What is Bid? What is tBid?
A proapoptotic member of the Bcl-2 family. tBid is the active form of Bid following cleavage by caspase-8. It activates to Bax and Bak at the mitochondria which form pores in the mitochondrial membrane so proteins in the intermembranal space of the mitochondria are released.
What are two important compunds released from the intermembranal space in mitochondria during apoptosis?
Cytochrome c and Smac/DIABLO
What is the role of cytochrome c in apoptosis?
It forms the apoptosome with caspase-9 (requires Apaf-1). The apoptosome then induces the pre-activation of procaspase-3
What is the role of Smac/DIABLO in apoptosis?
It binds to the surface of XIAP which removes the inhibition of procaspase-3 and caspase-9, inducing apoptosis.
How does a cancer cell overcome apoptosis following chemo/radiotherapy?

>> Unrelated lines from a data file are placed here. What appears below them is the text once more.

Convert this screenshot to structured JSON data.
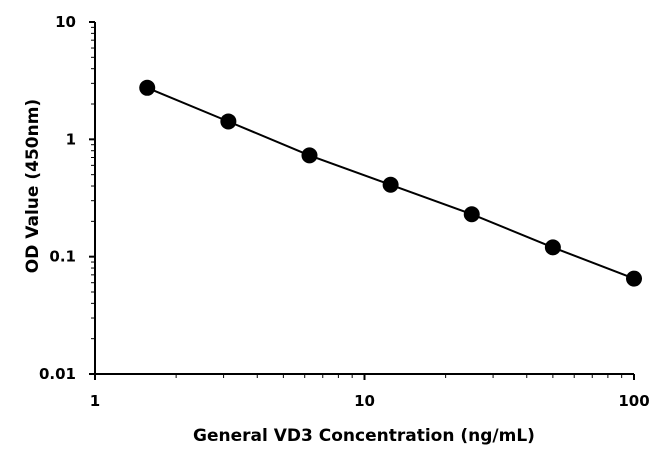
{
  "chart_data": {
    "type": "scatter",
    "title": "",
    "xlabel": "General VD3 Concentration (ng/mL)",
    "ylabel": "OD Value (450nm)",
    "x_scale": "log",
    "y_scale": "log",
    "xlim": [
      1,
      100
    ],
    "ylim": [
      0.01,
      10
    ],
    "x_ticks": [
      "1",
      "10",
      "100"
    ],
    "y_ticks": [
      "0.01",
      "0.1",
      "1",
      "10"
    ],
    "grid": false,
    "legend": "none",
    "series": [
      {
        "marker_color": "#000000",
        "line_color": "#000000",
        "x": [
          1.5625,
          3.125,
          6.25,
          12.5,
          25,
          50,
          100
        ],
        "y": [
          2.75,
          1.42,
          0.73,
          0.41,
          0.23,
          0.12,
          0.065
        ]
      }
    ]
  }
}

Upregulation of Bcl-2/Bcl-xL - antiapoptotic members of the Bcl-2 family of proteins.
What are BH3 mimetics?
They activate Bax/Bak directly or inactivate Bcl-2/Bcl-xL (antiapoptotic Bcl-2 family members) which induces the permeabilisation of the mitochondrial membrane.
How do Smac mimetics work?
Either leads to autodegredation of XIAP or the removal of the inhibitory action of XIAP by releasing the caspase-3/9
What three methods are there to induce apoptosis therapeutically>
- Targeting the death receptor (antibodies or TRAIL)
- Targeting XIAP via Smac mimetics
- BH3 mimetics which either activate Bax/Bak or inactivate Bcl-2/Bcl-xL/Mcl-1
What is the role of Cdk9
Forms part of the transcription elongation factor b. it phosphorylates RNA pol II allowing for elongation. Blocking of Cdk9 therefore stops transcription.
How does Cdk9 inhibition sensitize cancer cells to TRAIL induced apoptosis?
Loss of Cdk9 inhibits the expression of cFLIP and Mcl-1. (Mcl-1 is another antiapoptotic Bcl-2 family member)
Why does global Cdk9 inhibition only effect Mcl-1 and cFLIP)?
Because they have a high turnover, so transcriptional repression significantly inhibits their production compared to other proteins.